Malgré les échecs de certains des députés les plus actifs sur le numérique sous François Hollande (Axelle Lemaire, Lionel Tardy, Luc Belot, NKM...), le renouvellement générationnel et la présence de davantage d’élus issus de la société civile laissent espérer une Assemblée beaucoup plus en phase avec la révolution numérique.
Sylvain Rolland
Le triomphe de La République En Marche (LREM) a coûté leur place à de nombreux spécialistes du numérique, mais le renouvellement générationnel et sociologique de l'Assemblée nationale va engranger de nombreux nouveaux élus préoccupés par les enjeux de la transformation numérique de l'économie et de la société.

Déconnectés, accrochés à « l'ancien monde », analphabètes de la technologie, à peine à l'aise avec un smartphone... Pendant le quinquennat de François Hollande, les experts n'ont cessé de critiquer le manque criant de culture numérique des parlementaires. Et, par ricochet, de déplorer leur incompréhension des grands enjeux de transformation de la société et de l'économie sous l'effet des nouvelles technologies. Plus blancs, plus vieux, plus fonctionnaires, peu au contact des évolutions de l'entreprise et de la société, les élus du Palais Bourbon peinaient à placer la révolution numérique au cœur des politiques publiques. Seuls une petite vingtaine de députés sur 577, de gauche et de droite, faisaient régulièrement vivre le débat sur ces sujets pourtant cruciaux pour l'avenir de la France.
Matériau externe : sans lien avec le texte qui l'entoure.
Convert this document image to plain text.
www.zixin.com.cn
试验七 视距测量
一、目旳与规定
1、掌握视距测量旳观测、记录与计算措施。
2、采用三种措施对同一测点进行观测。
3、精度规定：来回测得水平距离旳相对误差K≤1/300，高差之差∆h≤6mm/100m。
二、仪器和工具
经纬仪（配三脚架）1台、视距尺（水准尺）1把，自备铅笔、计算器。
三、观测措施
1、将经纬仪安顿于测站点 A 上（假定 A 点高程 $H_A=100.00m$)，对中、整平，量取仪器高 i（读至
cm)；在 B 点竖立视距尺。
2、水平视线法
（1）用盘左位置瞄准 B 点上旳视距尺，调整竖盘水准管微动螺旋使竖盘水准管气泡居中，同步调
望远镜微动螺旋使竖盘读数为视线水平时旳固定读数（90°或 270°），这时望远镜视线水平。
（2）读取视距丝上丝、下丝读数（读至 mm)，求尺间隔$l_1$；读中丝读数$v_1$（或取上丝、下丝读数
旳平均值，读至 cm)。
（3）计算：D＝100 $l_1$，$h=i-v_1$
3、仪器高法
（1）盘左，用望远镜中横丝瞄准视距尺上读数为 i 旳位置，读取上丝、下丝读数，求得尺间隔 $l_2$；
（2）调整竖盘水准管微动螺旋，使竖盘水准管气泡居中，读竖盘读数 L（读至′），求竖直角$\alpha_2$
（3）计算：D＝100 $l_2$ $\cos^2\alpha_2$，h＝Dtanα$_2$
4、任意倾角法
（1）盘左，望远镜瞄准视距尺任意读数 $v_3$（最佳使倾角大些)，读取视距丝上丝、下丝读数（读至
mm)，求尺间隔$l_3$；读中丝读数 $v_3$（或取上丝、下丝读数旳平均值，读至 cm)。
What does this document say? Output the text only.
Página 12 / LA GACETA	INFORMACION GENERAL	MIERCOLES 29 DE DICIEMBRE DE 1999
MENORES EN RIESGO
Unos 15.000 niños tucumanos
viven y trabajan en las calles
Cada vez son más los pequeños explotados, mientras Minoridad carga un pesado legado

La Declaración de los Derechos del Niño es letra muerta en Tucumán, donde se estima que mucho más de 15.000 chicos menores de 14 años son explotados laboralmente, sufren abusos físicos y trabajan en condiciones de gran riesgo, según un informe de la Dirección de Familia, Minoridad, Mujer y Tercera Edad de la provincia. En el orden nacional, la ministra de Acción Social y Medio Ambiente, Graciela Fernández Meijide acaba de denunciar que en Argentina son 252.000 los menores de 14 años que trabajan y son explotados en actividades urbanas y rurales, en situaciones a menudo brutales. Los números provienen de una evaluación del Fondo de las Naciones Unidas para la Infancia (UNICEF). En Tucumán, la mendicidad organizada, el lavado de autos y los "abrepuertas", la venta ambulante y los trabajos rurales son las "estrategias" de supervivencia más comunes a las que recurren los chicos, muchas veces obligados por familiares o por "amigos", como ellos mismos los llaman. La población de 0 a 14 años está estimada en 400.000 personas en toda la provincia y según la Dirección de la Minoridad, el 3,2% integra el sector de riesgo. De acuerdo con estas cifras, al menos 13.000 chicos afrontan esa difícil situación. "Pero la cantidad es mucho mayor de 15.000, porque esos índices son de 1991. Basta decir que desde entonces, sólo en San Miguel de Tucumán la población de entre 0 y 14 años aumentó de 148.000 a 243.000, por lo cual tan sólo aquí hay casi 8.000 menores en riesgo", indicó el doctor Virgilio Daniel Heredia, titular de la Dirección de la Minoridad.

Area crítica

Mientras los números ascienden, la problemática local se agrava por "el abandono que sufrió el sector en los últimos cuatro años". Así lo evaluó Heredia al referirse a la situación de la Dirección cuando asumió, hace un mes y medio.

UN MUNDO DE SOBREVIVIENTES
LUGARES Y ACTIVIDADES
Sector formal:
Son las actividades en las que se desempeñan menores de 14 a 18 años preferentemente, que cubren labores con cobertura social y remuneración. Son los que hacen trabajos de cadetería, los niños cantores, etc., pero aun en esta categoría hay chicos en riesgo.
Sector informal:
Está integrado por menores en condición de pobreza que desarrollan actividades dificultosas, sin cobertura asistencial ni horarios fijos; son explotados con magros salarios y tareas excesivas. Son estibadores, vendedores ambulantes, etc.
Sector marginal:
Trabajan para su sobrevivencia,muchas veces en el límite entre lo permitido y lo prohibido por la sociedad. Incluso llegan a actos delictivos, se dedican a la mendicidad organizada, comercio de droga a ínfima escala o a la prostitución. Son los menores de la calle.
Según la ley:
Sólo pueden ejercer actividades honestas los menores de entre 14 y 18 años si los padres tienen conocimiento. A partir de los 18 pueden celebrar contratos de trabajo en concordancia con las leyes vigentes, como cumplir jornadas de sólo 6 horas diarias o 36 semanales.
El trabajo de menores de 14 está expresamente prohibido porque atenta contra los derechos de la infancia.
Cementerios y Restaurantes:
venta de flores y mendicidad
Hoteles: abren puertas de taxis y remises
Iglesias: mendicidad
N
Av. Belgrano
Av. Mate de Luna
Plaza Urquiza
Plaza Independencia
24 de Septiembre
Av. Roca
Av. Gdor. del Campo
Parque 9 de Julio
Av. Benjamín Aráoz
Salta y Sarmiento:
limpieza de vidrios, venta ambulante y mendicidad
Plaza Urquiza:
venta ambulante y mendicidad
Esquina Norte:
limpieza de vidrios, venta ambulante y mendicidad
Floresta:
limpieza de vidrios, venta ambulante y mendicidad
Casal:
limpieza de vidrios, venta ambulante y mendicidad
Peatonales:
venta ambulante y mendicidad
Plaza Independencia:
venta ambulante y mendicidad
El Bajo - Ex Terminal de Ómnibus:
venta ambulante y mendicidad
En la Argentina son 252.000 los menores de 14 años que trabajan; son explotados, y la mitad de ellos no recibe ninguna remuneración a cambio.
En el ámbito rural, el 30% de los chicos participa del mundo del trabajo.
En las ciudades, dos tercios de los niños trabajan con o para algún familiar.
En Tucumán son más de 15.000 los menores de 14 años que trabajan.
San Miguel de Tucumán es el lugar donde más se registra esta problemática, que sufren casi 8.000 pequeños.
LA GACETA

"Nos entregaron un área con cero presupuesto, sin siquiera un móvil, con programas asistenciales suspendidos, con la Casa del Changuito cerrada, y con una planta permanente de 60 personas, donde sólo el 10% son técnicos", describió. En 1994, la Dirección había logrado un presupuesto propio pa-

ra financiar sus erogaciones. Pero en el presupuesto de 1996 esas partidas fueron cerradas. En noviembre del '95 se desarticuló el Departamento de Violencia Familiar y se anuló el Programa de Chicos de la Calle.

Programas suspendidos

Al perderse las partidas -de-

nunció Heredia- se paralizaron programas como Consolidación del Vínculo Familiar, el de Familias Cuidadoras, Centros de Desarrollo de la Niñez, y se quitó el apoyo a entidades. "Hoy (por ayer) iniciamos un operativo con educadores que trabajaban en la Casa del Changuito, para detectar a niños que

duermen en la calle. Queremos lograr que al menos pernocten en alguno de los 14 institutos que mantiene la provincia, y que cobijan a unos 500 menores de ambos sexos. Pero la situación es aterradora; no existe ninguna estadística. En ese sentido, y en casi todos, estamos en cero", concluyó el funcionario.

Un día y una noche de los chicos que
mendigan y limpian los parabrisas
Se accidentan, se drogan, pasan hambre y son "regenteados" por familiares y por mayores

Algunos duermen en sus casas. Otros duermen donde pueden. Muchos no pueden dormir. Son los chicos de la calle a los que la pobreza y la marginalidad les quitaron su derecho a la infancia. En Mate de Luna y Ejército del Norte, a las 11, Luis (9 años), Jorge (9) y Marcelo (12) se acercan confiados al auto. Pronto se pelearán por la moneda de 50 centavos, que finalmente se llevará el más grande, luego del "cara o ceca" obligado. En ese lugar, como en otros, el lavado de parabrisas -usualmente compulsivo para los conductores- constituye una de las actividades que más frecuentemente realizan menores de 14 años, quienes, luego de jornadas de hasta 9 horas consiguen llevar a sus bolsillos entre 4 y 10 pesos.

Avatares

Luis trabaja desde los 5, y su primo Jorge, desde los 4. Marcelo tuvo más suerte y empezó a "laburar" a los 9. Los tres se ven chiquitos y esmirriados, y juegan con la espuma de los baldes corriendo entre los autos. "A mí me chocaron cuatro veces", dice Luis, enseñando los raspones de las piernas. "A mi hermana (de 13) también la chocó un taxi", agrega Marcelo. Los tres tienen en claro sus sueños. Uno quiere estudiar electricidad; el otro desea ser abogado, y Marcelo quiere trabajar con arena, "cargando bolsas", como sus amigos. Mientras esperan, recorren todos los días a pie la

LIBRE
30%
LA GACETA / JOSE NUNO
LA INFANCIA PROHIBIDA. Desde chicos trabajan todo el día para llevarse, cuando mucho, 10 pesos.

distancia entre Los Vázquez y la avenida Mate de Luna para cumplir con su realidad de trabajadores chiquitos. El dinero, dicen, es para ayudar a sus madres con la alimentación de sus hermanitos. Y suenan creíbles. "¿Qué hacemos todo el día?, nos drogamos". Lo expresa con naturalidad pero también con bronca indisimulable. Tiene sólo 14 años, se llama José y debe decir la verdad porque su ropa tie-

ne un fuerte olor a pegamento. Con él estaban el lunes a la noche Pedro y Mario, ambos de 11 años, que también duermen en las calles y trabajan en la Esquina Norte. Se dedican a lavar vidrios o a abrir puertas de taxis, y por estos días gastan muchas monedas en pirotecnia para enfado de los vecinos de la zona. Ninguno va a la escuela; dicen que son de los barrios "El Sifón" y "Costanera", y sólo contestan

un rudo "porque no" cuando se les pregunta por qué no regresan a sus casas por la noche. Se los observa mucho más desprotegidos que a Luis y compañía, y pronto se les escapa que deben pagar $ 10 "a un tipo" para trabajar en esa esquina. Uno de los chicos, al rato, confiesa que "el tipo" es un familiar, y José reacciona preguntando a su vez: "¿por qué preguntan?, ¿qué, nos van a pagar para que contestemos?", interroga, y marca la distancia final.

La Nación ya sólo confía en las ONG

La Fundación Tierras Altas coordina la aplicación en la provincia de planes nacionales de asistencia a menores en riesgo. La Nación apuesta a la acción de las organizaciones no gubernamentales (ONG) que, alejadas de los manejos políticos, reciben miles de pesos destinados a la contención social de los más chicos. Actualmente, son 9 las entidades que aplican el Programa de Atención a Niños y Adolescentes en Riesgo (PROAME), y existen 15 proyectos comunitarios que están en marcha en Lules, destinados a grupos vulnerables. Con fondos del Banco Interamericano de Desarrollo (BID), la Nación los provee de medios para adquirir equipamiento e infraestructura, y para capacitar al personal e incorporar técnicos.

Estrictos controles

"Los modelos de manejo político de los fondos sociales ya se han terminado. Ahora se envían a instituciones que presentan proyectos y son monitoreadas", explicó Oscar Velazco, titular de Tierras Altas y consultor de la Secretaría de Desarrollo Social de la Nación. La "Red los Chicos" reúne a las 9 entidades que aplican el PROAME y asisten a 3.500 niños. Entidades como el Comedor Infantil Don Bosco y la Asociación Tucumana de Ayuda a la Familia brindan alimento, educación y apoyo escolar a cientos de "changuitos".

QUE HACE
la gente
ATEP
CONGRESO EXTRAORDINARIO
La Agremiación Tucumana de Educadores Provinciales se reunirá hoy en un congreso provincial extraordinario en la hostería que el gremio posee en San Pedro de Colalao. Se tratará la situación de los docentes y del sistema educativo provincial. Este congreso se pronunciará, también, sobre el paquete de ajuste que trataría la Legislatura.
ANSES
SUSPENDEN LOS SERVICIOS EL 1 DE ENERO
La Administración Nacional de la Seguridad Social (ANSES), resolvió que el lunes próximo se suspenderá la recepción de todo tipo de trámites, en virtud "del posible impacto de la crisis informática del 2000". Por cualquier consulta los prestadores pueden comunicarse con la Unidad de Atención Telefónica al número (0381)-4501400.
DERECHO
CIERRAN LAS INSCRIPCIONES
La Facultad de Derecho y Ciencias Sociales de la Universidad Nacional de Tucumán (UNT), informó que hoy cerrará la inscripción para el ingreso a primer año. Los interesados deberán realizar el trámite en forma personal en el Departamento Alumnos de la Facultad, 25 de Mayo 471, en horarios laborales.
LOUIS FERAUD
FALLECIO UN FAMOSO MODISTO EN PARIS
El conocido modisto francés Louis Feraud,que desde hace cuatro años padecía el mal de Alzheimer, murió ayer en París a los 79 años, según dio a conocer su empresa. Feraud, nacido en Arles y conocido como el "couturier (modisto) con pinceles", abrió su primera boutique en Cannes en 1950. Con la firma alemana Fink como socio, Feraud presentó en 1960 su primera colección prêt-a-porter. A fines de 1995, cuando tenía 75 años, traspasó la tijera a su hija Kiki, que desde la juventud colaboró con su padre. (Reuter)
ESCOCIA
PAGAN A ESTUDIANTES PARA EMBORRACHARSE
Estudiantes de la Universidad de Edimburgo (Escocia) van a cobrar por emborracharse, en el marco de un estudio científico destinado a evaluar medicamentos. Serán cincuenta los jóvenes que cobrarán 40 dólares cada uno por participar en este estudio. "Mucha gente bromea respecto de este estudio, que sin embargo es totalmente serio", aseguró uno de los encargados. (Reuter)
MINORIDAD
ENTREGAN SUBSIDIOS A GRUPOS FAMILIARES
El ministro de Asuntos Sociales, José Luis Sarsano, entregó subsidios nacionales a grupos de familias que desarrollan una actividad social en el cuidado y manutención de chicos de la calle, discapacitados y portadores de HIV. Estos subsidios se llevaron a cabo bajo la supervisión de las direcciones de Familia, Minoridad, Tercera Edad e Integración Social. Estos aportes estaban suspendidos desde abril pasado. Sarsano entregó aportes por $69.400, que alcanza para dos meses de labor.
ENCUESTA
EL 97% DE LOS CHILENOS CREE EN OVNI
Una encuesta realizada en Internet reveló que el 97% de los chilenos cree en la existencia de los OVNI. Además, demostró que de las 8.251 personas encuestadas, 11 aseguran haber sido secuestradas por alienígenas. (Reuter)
Cette époque est-elle révolue ? L'élection d'Emmanuel Macron, le chouchou des startuppers qui veut « faire entrer la France dans la modernité », a entraîné dimanche 18 juin, lors du second tour des élections législatives, une vague de dégagisme sans précédent dans la Vè République. L'Assemblée Nationale se retrouve en grande partie renouvelée, avec 204 primo députés. Le mouvement La République En Marche, composé de personnes issues de la société civile et de transfuges de la gauche et de la droite, a obtenu une majorité absolue solide avec 308 sièges (350 avec le Modem). Les Républicains et l'UDI (149 sièges) et surtout le Parti Socialiste et ses alliés (32 sièges), subissent une cuisante défaite.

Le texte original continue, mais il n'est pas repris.